Wow. Interesting. Thanks for that tip and I apologize - it appears had I read your initial documentation a little bit closer, I might have expected this. Is there any chance that the 6.1 or later versions of the documentation have a page for "Approximate Aggregations", like the 2.x version of the documentation does? If so, is it possible to tag or link aggregations that are approximate with such a page, or group them together? Or are all bucket aggregations by their nature approximate and I clearly just missed this?

For those who come after me, to make it clear: It appears that term aggregation is an operation that Elasticsearch approximates in order to improve latency. It appears there is indeed a positive impact from increasing the shard size with regards to search accuracy (assuming you can trade off the compute cost).

One of the things I'm still a little confused about is by how much the shard size affects results. By default, according to the documentation, Elasticsearch indices are only created with five shards. Yet I observed that when viewing the top 50 aggregations of the vendor_id term, the results did not stabilize until the shard_size value in the advanced JSON field was around 400 or so.

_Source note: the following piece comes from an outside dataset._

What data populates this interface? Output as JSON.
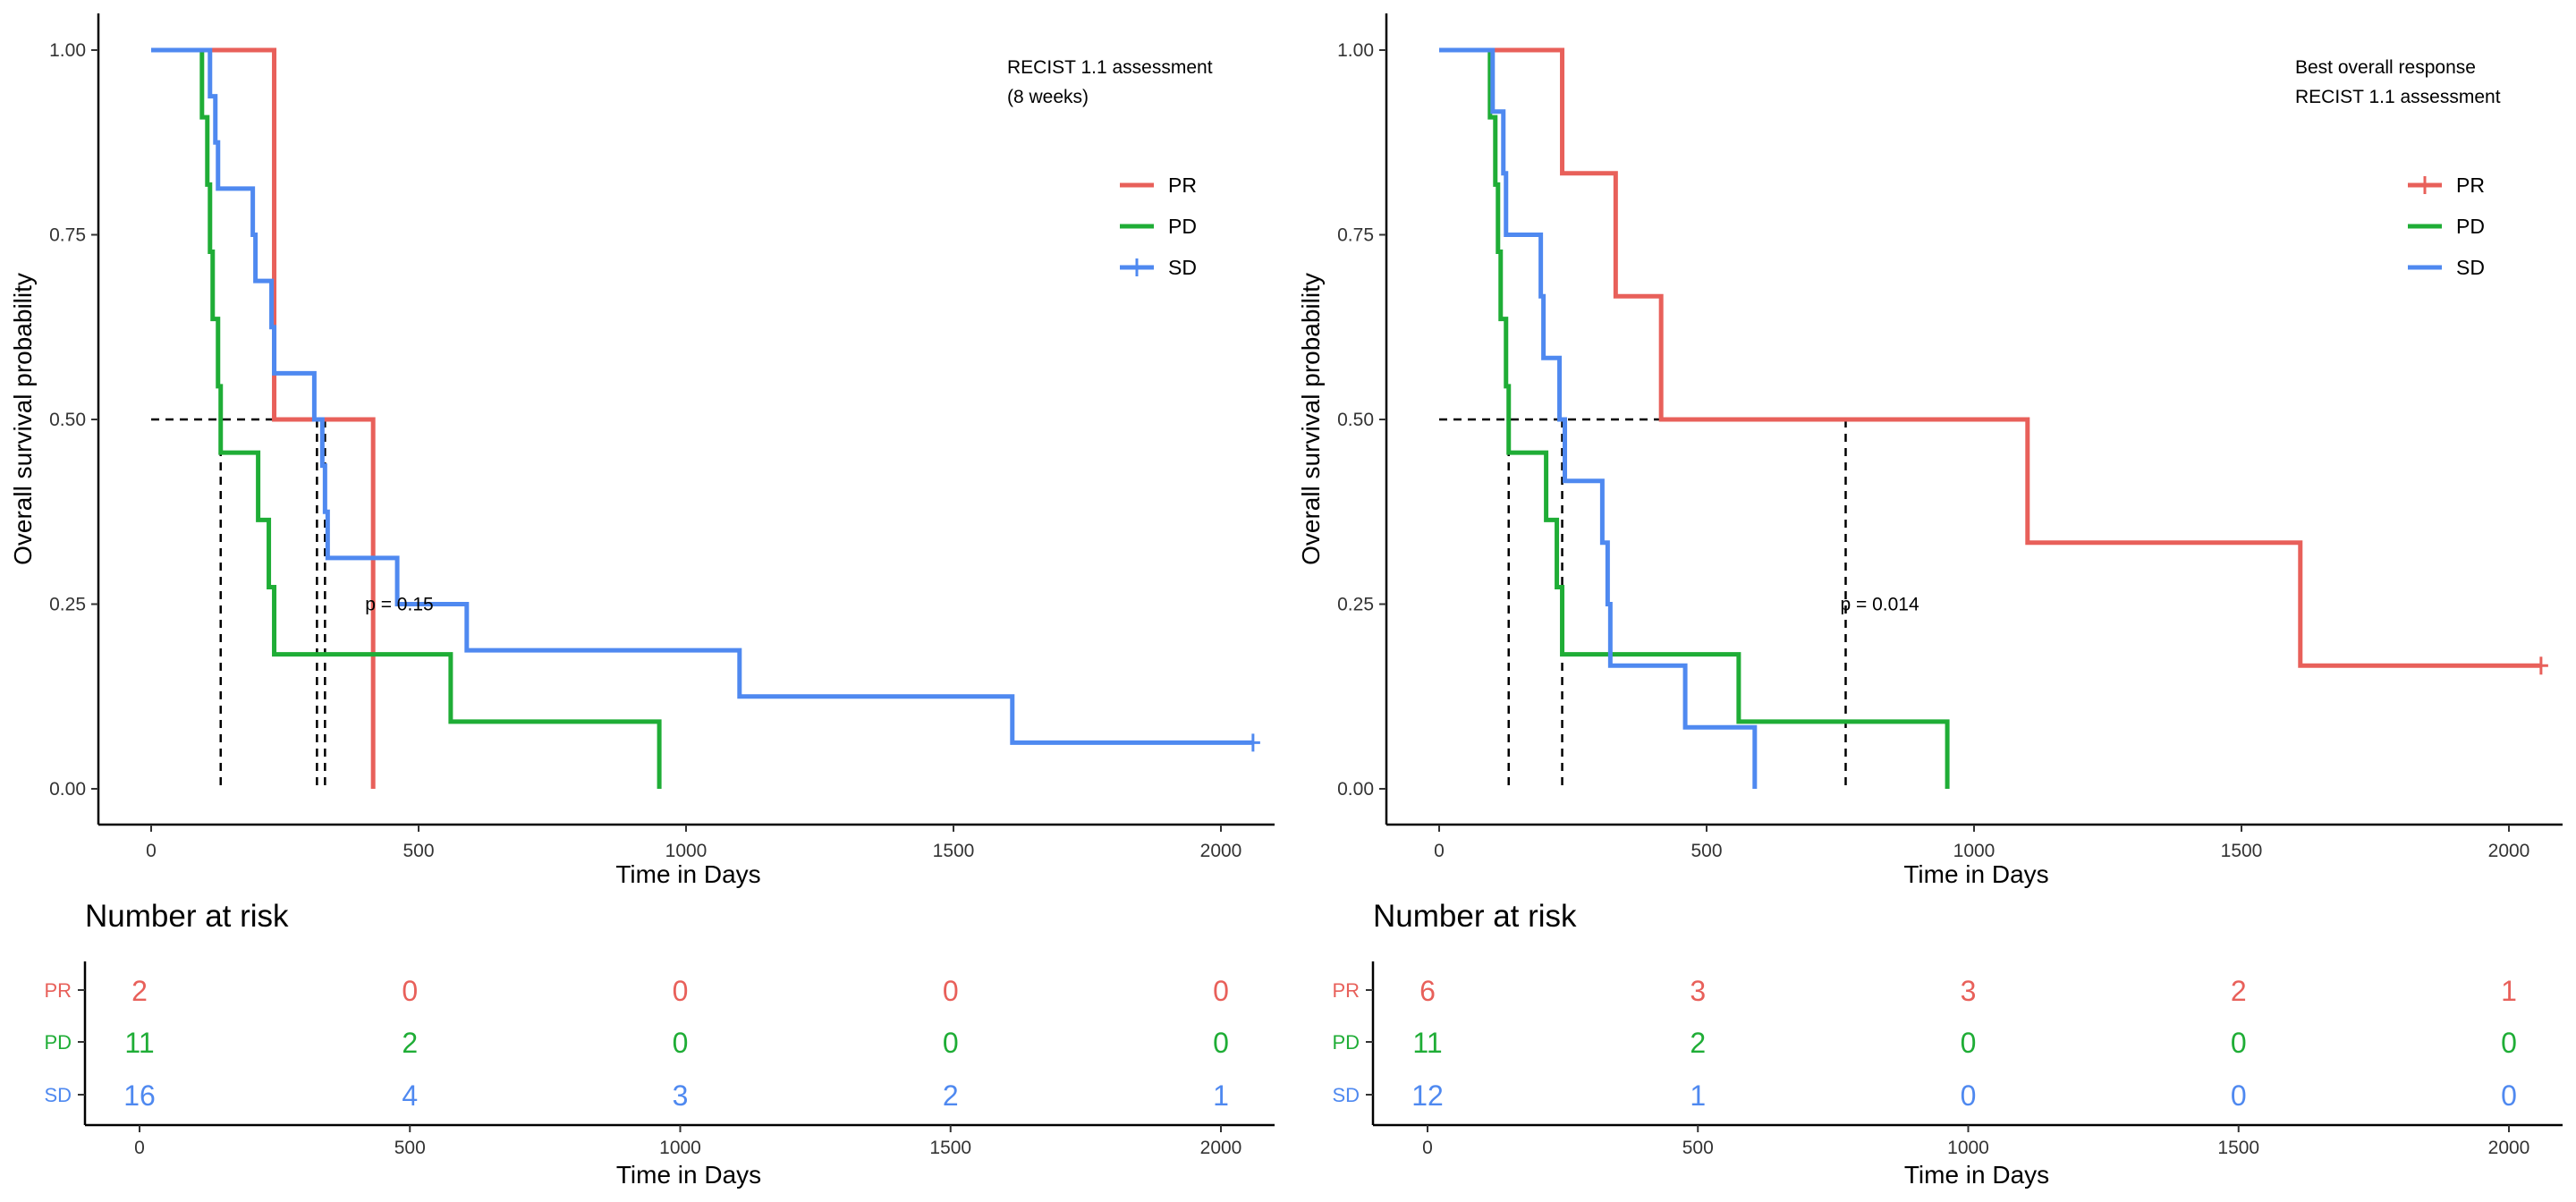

I would have assumed, given that detail, that the values would be completely stable at { "shard_size" = 5 } and beyond...

Thank you for your time and consideration Lee,

Regards,
Frank

Here's the current doc link;
https://www.elastic.co/guide/en/elasticsearch/reference/current/search-aggregations-bucket-terms-aggregation.html#search-aggregations-bucket-terms-aggregation-approximate-counts

I think the shard_size name is a little misleading. I'm thinking of it as terms_per_shard;

"When defined, it will determine how many terms the coordinating node will request from each shard."

1 Like

Lee,

Thank you for being so patient and pointing me right to the documentation line. That makes absolutely perfect sense.

I'm accepting your suggestion to increase the shard_size as the answer to my issue. I'm also "liking" your comment regarding the meaning of shard_size. You have been very kind and helpful to a newcomer like myself.